Table 1. Regression model results

5 Discussions, Limitations and Future Directions

Linking back to our proposed resilience model, the following constructs agreed with our assumptions: 1) vulnerability negatively associates with the resilience of revenue. Housing Burden (HB) turns out to be a valid indicator to examine vulnerability of households. 2) the level of overall shock exhibits a negative relationship with the resilience of revenue, while the county-level local shock shows a positive relationship. This interesting paradox may be explained by spatial heterogeneity. This indicates the existence of spatial variances in the P2PA resilience at a regional level. Adopting a spatial approach can help explain the pattern of local variance in resilience.

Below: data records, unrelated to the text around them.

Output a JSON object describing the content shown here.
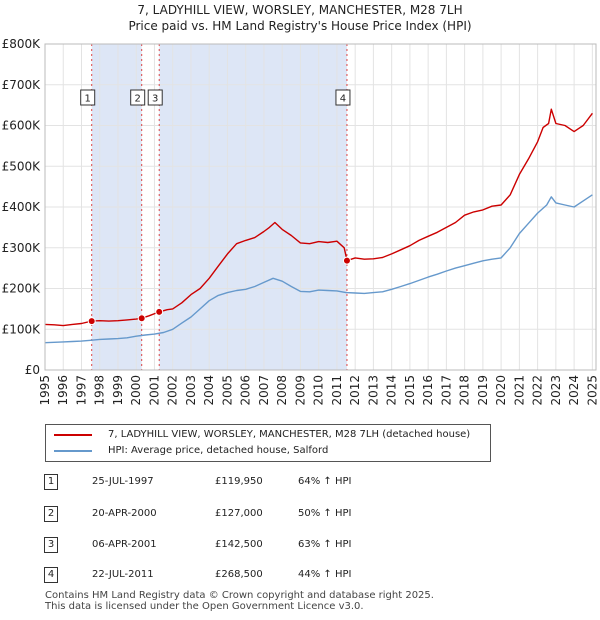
{
  "header": {
    "title": "7, LADYHILL VIEW, WORSLEY, MANCHESTER, M28 7LH",
    "subtitle": "Price paid vs. HM Land Registry's House Price Index (HPI)"
  },
  "chart_data": {
    "type": "line",
    "title": "7, LADYHILL VIEW, WORSLEY, MANCHESTER, M28 7LH",
    "subtitle": "Price paid vs. HM Land Registry's House Price Index (HPI)",
    "xlim": [
      1995,
      2025.2
    ],
    "ylim": [
      0,
      800000
    ],
    "x_ticks": [
      "1995",
      "1996",
      "1997",
      "1998",
      "1999",
      "2000",
      "2001",
      "2002",
      "2003",
      "2004",
      "2005",
      "2006",
      "2007",
      "2008",
      "2009",
      "2010",
      "2011",
      "2012",
      "2013",
      "2014",
      "2015",
      "2016",
      "2017",
      "2018",
      "2019",
      "2020",
      "2021",
      "2022",
      "2023",
      "2024",
      "2025"
    ],
    "y_ticks": [
      {
        "value": 0,
        "label": "£0"
      },
      {
        "value": 100000,
        "label": "£100K"
      },
      {
        "value": 200000,
        "label": "£200K"
      },
      {
        "value": 300000,
        "label": "£300K"
      },
      {
        "value": 400000,
        "label": "£400K"
      },
      {
        "value": 500000,
        "label": "£500K"
      },
      {
        "value": 600000,
        "label": "£600K"
      },
      {
        "value": 700000,
        "label": "£700K"
      },
      {
        "value": 800000,
        "label": "£800K"
      }
    ],
    "shaded_spans": [
      [
        1997.56,
        2000.3
      ],
      [
        2001.26,
        2011.55
      ]
    ],
    "series": [
      {
        "name": "7, LADYHILL VIEW, WORSLEY, MANCHESTER, M28 7LH (detached house)",
        "color": "#cc0000",
        "points": [
          [
            1995,
            112000
          ],
          [
            1995.5,
            111000
          ],
          [
            1996,
            109000
          ],
          [
            1996.5,
            112000
          ],
          [
            1997,
            114000
          ],
          [
            1997.56,
            119950
          ],
          [
            1998,
            121000
          ],
          [
            1998.5,
            120000
          ],
          [
            1999,
            121000
          ],
          [
            1999.5,
            123000
          ],
          [
            2000,
            125000
          ],
          [
            2000.3,
            127000
          ],
          [
            2000.7,
            133000
          ],
          [
            2001.26,
            142500
          ],
          [
            2001.7,
            148000
          ],
          [
            2002,
            150000
          ],
          [
            2002.5,
            165000
          ],
          [
            2003,
            185000
          ],
          [
            2003.5,
            200000
          ],
          [
            2004,
            225000
          ],
          [
            2004.5,
            255000
          ],
          [
            2005,
            285000
          ],
          [
            2005.5,
            310000
          ],
          [
            2006,
            318000
          ],
          [
            2006.5,
            325000
          ],
          [
            2007,
            340000
          ],
          [
            2007.3,
            350000
          ],
          [
            2007.6,
            362000
          ],
          [
            2008,
            345000
          ],
          [
            2008.5,
            330000
          ],
          [
            2009,
            312000
          ],
          [
            2009.5,
            310000
          ],
          [
            2010,
            315000
          ],
          [
            2010.5,
            313000
          ],
          [
            2011,
            316000
          ],
          [
            2011.4,
            300000
          ],
          [
            2011.55,
            268500
          ],
          [
            2012,
            275000
          ],
          [
            2012.5,
            272000
          ],
          [
            2013,
            273000
          ],
          [
            2013.5,
            276000
          ],
          [
            2014,
            285000
          ],
          [
            2014.5,
            295000
          ],
          [
            2015,
            305000
          ],
          [
            2015.5,
            318000
          ],
          [
            2016,
            328000
          ],
          [
            2016.5,
            338000
          ],
          [
            2017,
            350000
          ],
          [
            2017.5,
            362000
          ],
          [
            2018,
            380000
          ],
          [
            2018.5,
            388000
          ],
          [
            2019,
            393000
          ],
          [
            2019.5,
            402000
          ],
          [
            2020,
            405000
          ],
          [
            2020.5,
            430000
          ],
          [
            2021,
            480000
          ],
          [
            2021.5,
            518000
          ],
          [
            2022,
            560000
          ],
          [
            2022.3,
            595000
          ],
          [
            2022.6,
            605000
          ],
          [
            2022.75,
            640000
          ],
          [
            2023,
            605000
          ],
          [
            2023.5,
            600000
          ],
          [
            2024,
            585000
          ],
          [
            2024.5,
            600000
          ],
          [
            2025,
            630000
          ]
        ]
      },
      {
        "name": "HPI: Average price, detached house, Salford",
        "color": "#6699cc",
        "points": [
          [
            1995,
            67000
          ],
          [
            1995.5,
            68000
          ],
          [
            1996,
            69000
          ],
          [
            1996.5,
            70000
          ],
          [
            1997,
            71000
          ],
          [
            1997.5,
            73000
          ],
          [
            1998,
            75000
          ],
          [
            1998.5,
            76000
          ],
          [
            1999,
            77000
          ],
          [
            1999.5,
            79000
          ],
          [
            2000,
            83000
          ],
          [
            2000.5,
            86000
          ],
          [
            2001,
            88000
          ],
          [
            2001.5,
            92000
          ],
          [
            2002,
            100000
          ],
          [
            2002.5,
            115000
          ],
          [
            2003,
            130000
          ],
          [
            2003.5,
            150000
          ],
          [
            2004,
            170000
          ],
          [
            2004.5,
            183000
          ],
          [
            2005,
            190000
          ],
          [
            2005.5,
            195000
          ],
          [
            2006,
            198000
          ],
          [
            2006.5,
            205000
          ],
          [
            2007,
            215000
          ],
          [
            2007.5,
            225000
          ],
          [
            2008,
            218000
          ],
          [
            2008.5,
            205000
          ],
          [
            2009,
            193000
          ],
          [
            2009.5,
            192000
          ],
          [
            2010,
            196000
          ],
          [
            2010.5,
            195000
          ],
          [
            2011,
            194000
          ],
          [
            2011.5,
            190000
          ],
          [
            2012,
            189000
          ],
          [
            2012.5,
            188000
          ],
          [
            2013,
            190000
          ],
          [
            2013.5,
            192000
          ],
          [
            2014,
            198000
          ],
          [
            2014.5,
            205000
          ],
          [
            2015,
            212000
          ],
          [
            2015.5,
            220000
          ],
          [
            2016,
            228000
          ],
          [
            2016.5,
            235000
          ],
          [
            2017,
            243000
          ],
          [
            2017.5,
            250000
          ],
          [
            2018,
            256000
          ],
          [
            2018.5,
            262000
          ],
          [
            2019,
            268000
          ],
          [
            2019.5,
            272000
          ],
          [
            2020,
            275000
          ],
          [
            2020.5,
            300000
          ],
          [
            2021,
            335000
          ],
          [
            2021.5,
            360000
          ],
          [
            2022,
            385000
          ],
          [
            2022.5,
            405000
          ],
          [
            2022.75,
            425000
          ],
          [
            2023,
            410000
          ],
          [
            2023.5,
            405000
          ],
          [
            2024,
            400000
          ],
          [
            2024.5,
            415000
          ],
          [
            2025,
            430000
          ]
        ]
      }
    ],
    "markers": [
      {
        "label": "1",
        "x": 1997.56,
        "y": 119950
      },
      {
        "label": "2",
        "x": 2000.3,
        "y": 127000
      },
      {
        "label": "3",
        "x": 2001.26,
        "y": 142500
      },
      {
        "label": "4",
        "x": 2011.55,
        "y": 268500
      }
    ]
  },
  "legend": {
    "items": [
      {
        "label": "7, LADYHILL VIEW, WORSLEY, MANCHESTER, M28 7LH (detached house)",
        "color": "#cc0000"
      },
      {
        "label": "HPI: Average price, detached house, Salford",
        "color": "#6699cc"
      }
    ]
  },
  "sales": [
    {
      "num": "1",
      "date": "25-JUL-1997",
      "price": "£119,950",
      "hpi": "64% ↑ HPI"
    },
    {
      "num": "2",
      "date": "20-APR-2000",
      "price": "£127,000",
      "hpi": "50% ↑ HPI"
    },
    {
      "num": "3",
      "date": "06-APR-2001",
      "price": "£142,500",
      "hpi": "63% ↑ HPI"
    },
    {
      "num": "4",
      "date": "22-JUL-2011",
      "price": "£268,500",
      "hpi": "44% ↑ HPI"
    }
  ],
  "footer": {
    "line1": "Contains HM Land Registry data © Crown copyright and database right 2025.",
    "line2": "This data is licensed under the Open Government Licence v3.0."
  }
}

Two of the constructs exhibit different results compared with our assumptions: 3) adaptability shows a negative association with resilience. Using host experience (HE) to represent hosts’ resourcefulness in dealing with crisis may be reasonable, but the statistical results remind us that there could be disturbance when using HE. The longer experience a host has, the higher odds that the P2PA investment as their major income. Such over-dependency on tourism-related industry has leveraged hosts’ financial vulnerability. 4) Social superiority shows negative associations with resilience. This can be explained by the hosts’ level of dependency on P2PA business. In addition, owning more P2PA properties during a crisis can cut short the cash flow of a host, thus reduce hosts’ marketing and operational budget. This may be the cause for the downshift of revenue among those hosts with higher social superiority.

When faced with the threat of COVID outbreaks, P2PA operators should maintain an appropriate level of financial flexibility. We suggest the government and industrial organizations to distinguish the types of P2PA operators when carrying out rescue plans for the P2PA industry. The periodic outbreak and remission of COVID indicates the necessity to examine the pattern of P2PA hosts’ business in a temporal perspective. Models in separate stages have been conducted, yet the results have not been fully addressed in the short paper. Ideally, a lengthened observation timeframe is encouraged to detect temporal patterns with robustness and carry out a potential time-series model. Extended data collection and analysis are expected in the full-paper version to complement current findings.

Theoretically, this paper examined an adapted resilience model and operationalized constructs like adaptability, vulnerability, and shock in different ways in P2PA industry. However, further examinations are needed to improve the reliability of this framework in tourism field.